— Плохо мне без зрения, — пожаловался Ермолин, провожая нас до двери. Угрюмая, невыспавшаяся служанка толкала его кресло. — Протезы мне уже делают, скоро на ноги встану. А вот как жить без глаз — не знаю.
— Шурик, ты же помог отцу Воробьёва. Может и Жене поможешь? — вполголоса спросил дед.
— Можно попробовать, — кивнул я и обратился к Евгению. — Уберите очки. Хочу посмотреть на ваши глаза.
Тот с готовностью послушался, и я внимательно посмотрел на широко раскрытые глаза. Никаких повреждений я не увидел, но весь белок глаза был испещрён красными прожилками. Воспаление? Возможно. Но почему мужчина не видит?
Я пообещал, что сделаю эликсир, но не могу гарантировать, что он поможет. Ермолин обрадовался и сказал, что если уж Филатов взялся за дело, то обязательно решит проблему.
— Поедем сначала к нашему особняку. Хочу хотя бы издали на него посмотреть, — сказал дед, когда мы сели в машину.
— Может, не стоит? Зачем бередить душевную рану? — напрягся я. И так полночи старик грустил, вспоминая былые счастливые деньки.
— Эх, ты прав, — кивнул он. — Обратно мы его никогда не вернём. Так нечего и мечтать.
Когда мы уже подъезжали к вокзалу, позвонила баронесса и сказала, что брат чувствует себя хорошо, и она останется у него на несколько дней. А также заверила, что как вернется, сразу же расплатится со мной. Сумму мы не обговаривали, поэтому мне даже стало интересно, во сколько она оценит возможность побыть с любимым братом подольше.
Билеты пришлось покупать самим, поэтому экономный старик Филатов приобрёл самые дешёвые, и всю дорогу до Торжка прохрапел на верхней полке плацкарта. Я же не сомкнул глаз из-за какофонии звуков: смех, пьяные выкрики, детский плач, топот и хлопанье дверьми. К такому я не привык, живя много лет в уединении, поэтому просто зажал уши подушкой и ждал, когда прибудем на место. В следующий раз обязательно возьму с собой какое-нибудь средство от шума. Например, усыпляющий газ. Но не для себя, а для остальных пассажиров.

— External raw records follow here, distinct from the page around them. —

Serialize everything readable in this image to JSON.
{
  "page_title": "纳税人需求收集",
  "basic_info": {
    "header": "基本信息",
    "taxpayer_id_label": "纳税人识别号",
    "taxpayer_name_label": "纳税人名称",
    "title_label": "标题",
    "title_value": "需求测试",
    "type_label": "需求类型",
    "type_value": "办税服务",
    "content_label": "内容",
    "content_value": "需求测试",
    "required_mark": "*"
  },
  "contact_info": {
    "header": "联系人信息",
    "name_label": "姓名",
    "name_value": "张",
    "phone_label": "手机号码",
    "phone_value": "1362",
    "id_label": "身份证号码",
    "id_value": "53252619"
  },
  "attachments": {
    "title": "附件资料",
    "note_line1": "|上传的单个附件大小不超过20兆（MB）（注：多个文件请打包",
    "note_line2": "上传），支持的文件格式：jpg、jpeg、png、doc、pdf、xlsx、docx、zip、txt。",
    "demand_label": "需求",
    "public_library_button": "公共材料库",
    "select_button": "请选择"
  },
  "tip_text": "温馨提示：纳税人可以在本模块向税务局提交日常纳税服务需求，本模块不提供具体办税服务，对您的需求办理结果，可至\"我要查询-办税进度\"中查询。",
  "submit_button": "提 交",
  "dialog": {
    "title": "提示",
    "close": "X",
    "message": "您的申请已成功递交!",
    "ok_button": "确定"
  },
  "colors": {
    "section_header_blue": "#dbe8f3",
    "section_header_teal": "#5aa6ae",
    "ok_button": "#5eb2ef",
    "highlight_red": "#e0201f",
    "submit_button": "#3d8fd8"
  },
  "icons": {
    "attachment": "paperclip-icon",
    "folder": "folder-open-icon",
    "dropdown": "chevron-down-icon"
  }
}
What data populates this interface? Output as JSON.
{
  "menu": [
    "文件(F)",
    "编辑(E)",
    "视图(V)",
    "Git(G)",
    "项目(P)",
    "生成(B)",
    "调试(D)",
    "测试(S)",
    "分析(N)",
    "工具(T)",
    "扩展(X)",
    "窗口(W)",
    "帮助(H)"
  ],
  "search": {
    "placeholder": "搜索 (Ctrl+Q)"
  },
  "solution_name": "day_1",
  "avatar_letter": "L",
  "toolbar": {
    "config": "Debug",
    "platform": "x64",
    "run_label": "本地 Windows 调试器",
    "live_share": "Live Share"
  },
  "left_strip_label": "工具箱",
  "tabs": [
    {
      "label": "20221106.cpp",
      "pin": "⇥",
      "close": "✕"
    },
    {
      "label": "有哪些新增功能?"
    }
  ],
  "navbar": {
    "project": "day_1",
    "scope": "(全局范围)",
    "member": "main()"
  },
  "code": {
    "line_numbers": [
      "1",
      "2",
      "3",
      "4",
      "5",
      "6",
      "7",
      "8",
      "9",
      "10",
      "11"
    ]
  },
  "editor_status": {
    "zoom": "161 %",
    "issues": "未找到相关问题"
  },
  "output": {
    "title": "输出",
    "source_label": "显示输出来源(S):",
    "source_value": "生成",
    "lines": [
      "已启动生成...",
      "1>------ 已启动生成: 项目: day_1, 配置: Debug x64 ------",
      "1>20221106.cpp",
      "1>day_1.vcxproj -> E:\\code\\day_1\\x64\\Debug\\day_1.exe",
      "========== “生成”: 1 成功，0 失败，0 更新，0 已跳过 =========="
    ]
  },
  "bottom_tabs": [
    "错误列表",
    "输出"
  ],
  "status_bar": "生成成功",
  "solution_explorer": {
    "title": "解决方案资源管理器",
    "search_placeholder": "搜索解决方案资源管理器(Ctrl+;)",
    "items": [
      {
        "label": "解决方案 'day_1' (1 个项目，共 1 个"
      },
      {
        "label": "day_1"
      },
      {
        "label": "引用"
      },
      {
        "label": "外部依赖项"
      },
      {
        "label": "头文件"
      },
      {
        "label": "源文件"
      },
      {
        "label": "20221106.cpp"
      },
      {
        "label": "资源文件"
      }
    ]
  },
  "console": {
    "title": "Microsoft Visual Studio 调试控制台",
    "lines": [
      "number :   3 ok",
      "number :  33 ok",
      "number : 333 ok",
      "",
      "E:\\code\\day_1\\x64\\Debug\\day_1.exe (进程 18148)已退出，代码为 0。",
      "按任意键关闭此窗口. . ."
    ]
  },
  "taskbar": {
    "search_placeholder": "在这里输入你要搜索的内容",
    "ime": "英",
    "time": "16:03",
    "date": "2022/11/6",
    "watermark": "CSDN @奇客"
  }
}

Вернулись мы в Торжок в полдень и сразу поехали в лавку. Сегодня в ней торговала Лида, которая всегда заменяла деда, если тот отлучался. На этот раз видок у нее был просто замученный. А уж как она обрадовалась нашему появлению…
— Все распродано, — сообщила она нам, — нужны новые сборы.
Мы с дедом сразу занялись их составлением. Удовлетворить свое любопытство Лида смогла лишь когда ее покинул последний покупатель и мы остались в лавке одни.
— Удалось помочь брату баронессы? — спросила она,
— Да. Она осталась с ним на несколько дней, — ответил дед, аккуратным почерком подписывая упаковки с чаем. — Мы с Шуриком заезжали к Жене Ермолину. Помнишь его?
— Евгения Фёдоровича? Помню, конечно. Он на нашей свадьбе отплясывал с графиней Милославской. Еле остановили её мужа от дуэли. Всё равно бы проиграл. А что?
Мы с дедом рассказали обо всём, что узнали. При упоминании о муже, у Лиды на глазах выступили слёзы, но она сдержалась.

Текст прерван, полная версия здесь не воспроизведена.